Ainsi, Pascale Clark n’est pas choquée que son employeur utilise l’argent public pour son confort. Elle ne fait aucun rapprochement entre cet usage (qu’il soit le commanditaire ou « seulement » le bénéficiaire des travaux) et l’appel de plusieurs syndicats à la grève illimitée à partir de jeudi 19 mars 2015 à Radio France, grève contre « les mesures d’économies décrétées par Gallet et une vilaine charrette (pardon, un plan social) de 300 personnes, au moins en projet » (Christophe Nobili, Le Canard enchaîné, 19 mars 2015).


***



L’attitude du duo Pascale Clark / Patrick Cohen, très représentatifs du petit cercle ouaté des éditocrates, avait suscité dans la plupart des médias et sur les réseaux sociaux des réactions où le rire et l’ironie se mêlaient à l’indignation et aux critiques. Nous pensions, en appliquant le principe de charité, que Pascale Clark tiendrait compte de ces réactions, renoncerait au rôle de marquise des ondes et cesserait de rendre publics ses insignifiants états d’âme. Mais c’était sous-estimer son aptitude à persévérer dans son aveuglement et sa surdité, cette fois-ci en compagnie de Yann Barthès.
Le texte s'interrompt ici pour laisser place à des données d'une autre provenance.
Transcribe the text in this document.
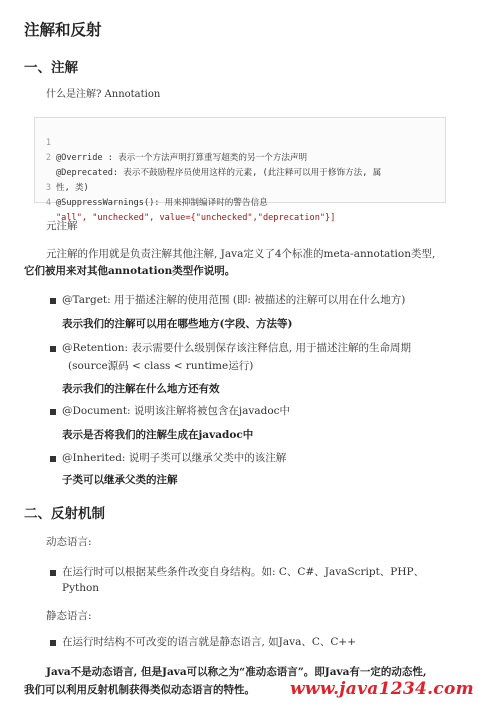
注解和反射
一、注解

什么是注解? Annotation

1

@Override : 表示一个方法声明打算重写超类的另一个方法声明

2

@Deprecated: 表示不鼓励程序员使用这样的元素, (此注释可以用于修饰方法, 属

性, 类)

3

@SuppressWarnings(): 用来抑制编译时的警告信息

4

"all", "unchecked", value={"unchecked","deprecation"}]

元注解

元注解的作用就是负责注解其他注解, Java定义了4个标准的meta-annotation类型,

它们被用来对其他annotation类型作说明。

@Target: 用于描述注解的使用范围 (即: 被描述的注解可以用在什么地方)

表示我们的注解可以用在哪些地方(字段、方法等)

@Retention: 表示需要什么级别保存该注释信息, 用于描述注解的生命周期

(source源码 < class < runtime运行)

表示我们的注解在什么地方还有效

@Document: 说明该注解将被包含在javadoc中

表示是否将我们的注解生成在javadoc中

@Inherited: 说明子类可以继承父类中的该注解

子类可以继承父类的注解

二、反射机制

动态语言:

在运行时可以根据某些条件改变自身结构。如: C、C#、JavaScript、PHP、

Python

静态语言:

在运行时结构不可改变的语言就是静态语言, 如Java、C、C++

Java不是动态语言, 但是Java可以称之为“准动态语言”。即Java有一定的动态性,

我们可以利用反射机制获得类似动态语言的特性。 www.java1234.com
« Une dernière chose qui n’a rien à voir », comme disait Yann Barthès. Closer avait « révélé » en 2010 que Pascale Clark est une championne de poker. Et alors ? Alors, rien.

Le lendemain de sa grévette, le blog « Des jetons et des hommes » de L’Express publiait un entretien avec Pascale Clark où elle s’expliquait sur son goût pour le poker. Et alors ? Alors, rien.

C’était notre contribution au journalisme people, c’est-à-dire au journalisme pour rien.

Henri Maler et Denis Souchon



Annexe : la transcription intégrale de la séquence.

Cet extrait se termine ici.